Our boards are also more likely to show shrinkage gaps at board edges. At the other end of the scale if conditions are too humid engineered flooring is prone to expansion-related problems. These include the centre of the boards rising higher the edges, known as crowning. The expansion pressure can also contribute to peaking at board end joints. This is where the end joints rise up. Again, this is often the result of the floor being exposed to prolonged higher humidity conditions during a warmer time of the year. Provided below are photos illustrating these concerns.

Preventing Issues

  1. Building Design Architect                        Consider humidity levels in the design phase.
  2. Product Selection Architect/Client         Minimize movement through product selection.
  3. Control Climate Client                             Control the climate to minimize timber floor movement.


Building Design: Design the building to maintain humidity.

Prefinished engineered flooring with wire brushing and dried to the correct MC level in the manufacturing process is a robust product.
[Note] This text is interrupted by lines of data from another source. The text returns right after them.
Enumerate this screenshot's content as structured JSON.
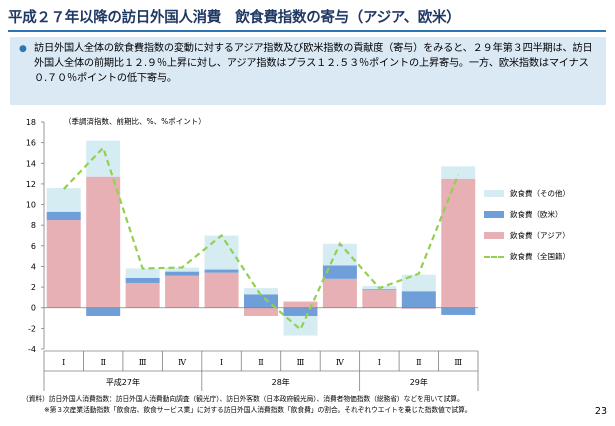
{
  "title": "平成２７年以降の訪日外国人消費　飲食費指数の寄与（アジア、欧米）",
  "summary": "訪日外国人全体の飲食費指数の変動に対するアジア指数及び欧米指数の貢献度（寄与）をみると、２９年第３四半期は、訪日外国人全体の前期比１２.９％上昇に対し、アジア指数はプラス１２.５３％ポイントの上昇寄与。一方、欧米指数はマイナス０.７０％ポイントの低下寄与。",
  "footnotes": {
    "source": "（資料）訪日外国人消費指数：訪日外国人消費動向調査（観光庁）、訪日外客数（日本政府観光局）、消費者物価指数（総務省）などを用いて試算。",
    "note": "※第３次産業活動指数「飲食店、飲食サービス業」に対する訪日外国人消費指数「飲食費」の割合。それぞれウエイトを乗じた指数値で試算。"
  },
  "page_number": "23",
  "colors": {
    "other": "#d6ecf3",
    "western": "#6f9fd8",
    "asia": "#e6b0b4",
    "total": "#92d050",
    "title": "#1f3864"
  },
  "chart_data": {
    "type": "bar",
    "stacked": true,
    "unit_note": "（季調済指数、前期比、%、%ポイント）",
    "categories": [
      "Ⅰ",
      "Ⅱ",
      "Ⅲ",
      "Ⅳ",
      "Ⅰ",
      "Ⅱ",
      "Ⅲ",
      "Ⅳ",
      "Ⅰ",
      "Ⅱ",
      "Ⅲ"
    ],
    "year_groups": [
      {
        "label": "平成27年",
        "start": 0,
        "end": 3
      },
      {
        "label": "28年",
        "start": 4,
        "end": 7
      },
      {
        "label": "29年",
        "start": 8,
        "end": 10
      }
    ],
    "ylim": [
      -4,
      18
    ],
    "yticks": [
      -4,
      -2,
      0,
      2,
      4,
      6,
      8,
      10,
      12,
      14,
      16,
      18
    ],
    "series": [
      {
        "name": "飲食費（アジア）",
        "key": "asia",
        "values": [
          8.5,
          12.7,
          2.4,
          3.1,
          3.4,
          -0.8,
          0.6,
          2.8,
          1.7,
          -0.1,
          12.5
        ]
      },
      {
        "name": "飲食費（欧米）",
        "key": "western",
        "values": [
          0.8,
          -0.8,
          0.5,
          0.4,
          0.3,
          1.3,
          -0.8,
          1.3,
          0.1,
          1.6,
          -0.7
        ]
      },
      {
        "name": "飲食費（その他）",
        "key": "other",
        "values": [
          2.3,
          3.5,
          0.9,
          0.4,
          3.3,
          0.6,
          -1.9,
          2.1,
          0.3,
          1.6,
          1.2
        ]
      }
    ],
    "line": {
      "name": "飲食費（全国籍）",
      "values": [
        11.5,
        15.5,
        3.8,
        3.9,
        7.0,
        1.2,
        -2.1,
        6.2,
        1.9,
        3.3,
        12.9
      ]
    },
    "legend": [
      {
        "label": "飲食費（その他）",
        "key": "other"
      },
      {
        "label": "飲食費（欧米）",
        "key": "western"
      },
      {
        "label": "飲食費（アジア）",
        "key": "asia"
      },
      {
        "label": "飲食費（全国籍）",
        "key": "total"
      }
    ]
  }
}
Product Selection: Minimize movement through product selection.

Prefinished engineered flooring with wire brushing and dried to the correct MC level in the manufacturing process is a robust product.

Factors to consider when selecting timber flooring:

  • Higher Density timber are more prone to checking (i.e, Teak)
  • Solid timber is a lot more prone to checking/movement
  • Floated flooring is a lot more prone to movement
  • Thinner veneers (less than 3mm) are more prone to checking/crowning as they have less integral strength)
  • Smooth surfaces will show checking, whereas even lightly brushed surfaces will disguise checking for the unaided eye
  • Dark colours will absorb heat faster, making them more prone to movement
  • Purchase engineered timber flooring, not solid timber
  • Glue-down rather than floating installation method
  • Select a brushed surface rather than a smooth surface (a smooth surface will show checking more prominently)

If you believe your home is high-risk, speak with your Forte representative. You should ideally select a thicker veneer and narrower plank so the flooring has additional structural integrity and can cope with additional pressure/stress caused by the more challenging conditions.

Control Climate: Control the climate to minimize timber floor movement.

If the conditions outside are very dry (i.e., Winter in Central Otago) then the EMC will be on the lower range. When designing houses in dry climates, it is important to consider;

  • Consider using radiant heating (i.e., water-controlled radiators, hydronic underfloor heating, and electric heaters) rather than air-conditioning units as air-conditioning dries out the air further.
  • Consider installing a humidification control system if you have the budget.
  • Other simple and practical measures include, adding houseplants that you water regularly and purchasing a portable humidifier/vaporizer.

If the conditions outside are very humid/moist (i.e., Summer in Auckland) then the EMC will be on the higher range. When designing houses in humid climates, it is important to consider installing an HRV system.

You can monitor the EMC to ensure it is maintained within acceptable levels by purchasing an inexpensive temperature/humidity tracker.